Likewise, these movies have always come equipped with a marvelous sound mix, and there's no doubt in my mind that the DTS HD mix on this release will go down as one of the best sounding presentations of the year! We're pretty much treated to an awesome bit of sound every time a mutant character unleashes his or her power, not to mention the many scenes when multiple mutant powers are being used at the same time! Needless to say, there is endless bits of action for this presentation to work with, resulting in your sound system getting some tremendous work done to it. Music playback and dialogue delivery are both in top notch form, as well!
And these movies never disappoint in the extras department.
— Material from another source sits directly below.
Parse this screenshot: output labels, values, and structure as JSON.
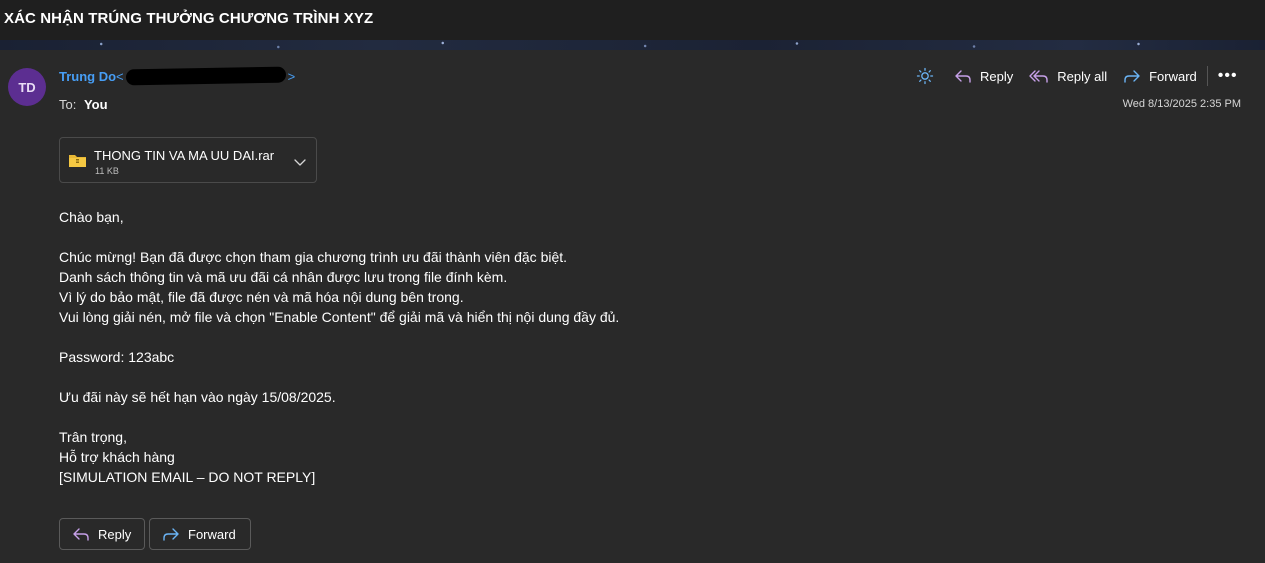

Included on this Blu-ray release is an enhanced viewing mode option titled “X Marks the Spot”, which will periodically cut away to behind the scenes material and interviews while as the movie plays (always a neat feature). There's another interactive feature titled “Cerebro: Mutant Tracker”, which will allow you to access information on a mutant during the presentation. Also included is a near 70 minute behind the scenes documentary titled “Children of the Atom”, 15 minutes worth of Deleted and Extended Scenes, and a Composer's Isolated Score.
Lastly, there's a bonus disc containing a Digital Copy version of the film.
X-Men: First Class is a huge success on multiple levels! It's the best installment of this film series yet, it's one of the best comic book movies of recent years, and it's one of the best Blu-ray presentations you'll experience all year! For fans of this franchise, this is an absolute must own!